Well, the real estate is below the line, so there’s nothing in terms of the guidance that would be affected. I feel like we have properly reserved for the real estate.

The headcount – if you’re talking about headcount, the hiring, at the end of the second quarter, we are about 36 heads into the 100 headcount goal for the field organization. I think the faster and the better that we do that, the faster and quicker and more meaningful the impact would be on our dealer customers and their ability to grow their business with us, increase close rates. So we are very clearly pushing very hard to make that happen. And I suppose if it happened a little bit more quickly, we might put in some of the revenue that we talk about in terms of the back of the year.

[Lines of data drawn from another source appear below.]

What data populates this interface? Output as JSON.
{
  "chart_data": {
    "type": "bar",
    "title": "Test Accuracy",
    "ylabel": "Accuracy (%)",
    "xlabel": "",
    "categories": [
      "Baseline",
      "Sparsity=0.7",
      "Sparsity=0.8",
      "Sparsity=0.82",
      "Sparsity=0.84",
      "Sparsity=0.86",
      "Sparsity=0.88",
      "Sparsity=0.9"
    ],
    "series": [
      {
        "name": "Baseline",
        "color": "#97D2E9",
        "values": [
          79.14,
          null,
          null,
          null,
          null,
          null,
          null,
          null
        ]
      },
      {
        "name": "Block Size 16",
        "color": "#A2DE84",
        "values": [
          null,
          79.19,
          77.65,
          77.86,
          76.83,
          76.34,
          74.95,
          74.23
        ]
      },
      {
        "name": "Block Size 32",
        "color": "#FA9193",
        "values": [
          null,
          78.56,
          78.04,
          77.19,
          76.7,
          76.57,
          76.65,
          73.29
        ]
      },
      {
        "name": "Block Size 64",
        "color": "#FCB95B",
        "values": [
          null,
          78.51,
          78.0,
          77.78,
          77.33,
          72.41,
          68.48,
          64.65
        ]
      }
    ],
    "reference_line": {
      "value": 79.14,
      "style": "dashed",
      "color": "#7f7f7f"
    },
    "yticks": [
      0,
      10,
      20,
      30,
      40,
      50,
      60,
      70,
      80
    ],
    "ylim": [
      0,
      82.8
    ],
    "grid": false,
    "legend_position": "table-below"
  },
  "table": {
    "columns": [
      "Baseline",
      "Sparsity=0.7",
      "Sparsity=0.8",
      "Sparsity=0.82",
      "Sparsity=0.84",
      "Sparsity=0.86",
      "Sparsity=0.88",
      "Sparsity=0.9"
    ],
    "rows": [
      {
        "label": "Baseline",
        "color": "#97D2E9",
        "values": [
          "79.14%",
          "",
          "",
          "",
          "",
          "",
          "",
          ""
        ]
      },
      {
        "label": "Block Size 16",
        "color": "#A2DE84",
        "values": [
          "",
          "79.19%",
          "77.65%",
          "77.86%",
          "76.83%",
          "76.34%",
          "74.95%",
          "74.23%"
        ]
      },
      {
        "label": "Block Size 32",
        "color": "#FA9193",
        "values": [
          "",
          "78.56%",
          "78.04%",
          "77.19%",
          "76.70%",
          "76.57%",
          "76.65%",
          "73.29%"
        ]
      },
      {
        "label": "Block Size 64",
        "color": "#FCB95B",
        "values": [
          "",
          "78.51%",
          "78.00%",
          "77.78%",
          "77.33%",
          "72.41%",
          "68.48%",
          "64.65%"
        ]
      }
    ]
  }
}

Having said that, we modeled it as more third quarter weighted than fourth quarter weighted. So I think it’s embedded in that right now. We’re finding good people. The only issue we had in Q2 was we just assumed way more heads would come in at the beginning and that was, I think, A, just aggressive modeling and, B, probably unrealistic in terms of just the ability of recruiting organizations to find that many people and keep the quality bar high. So again, we’re just probably more aggressive on the modeling side of it, which is fine.

So we’re seeing people and the people that we have hired have been great. Chip went through some of the leadership of the organization that we brought in and they are very strong as well. And we really also focus very much on getting the right leadership in place as we brought in the actual field organization. But I think that’s sitting really right where we want it to be. I'm pretty happy with all the headcount-related planning and growth that we have in the business right now. I feel like we’ve got the cost structure in a good place and it’s – we will be scale margins as revenues grow at a pretty healthy clip in 2017 and going forward.

Blake Harper

Great. Thanks, guys.


Thank you. There are no further questions at this time. This concludes today’s teleconference. Thank you for your participation. You may disconnect your lines at this time.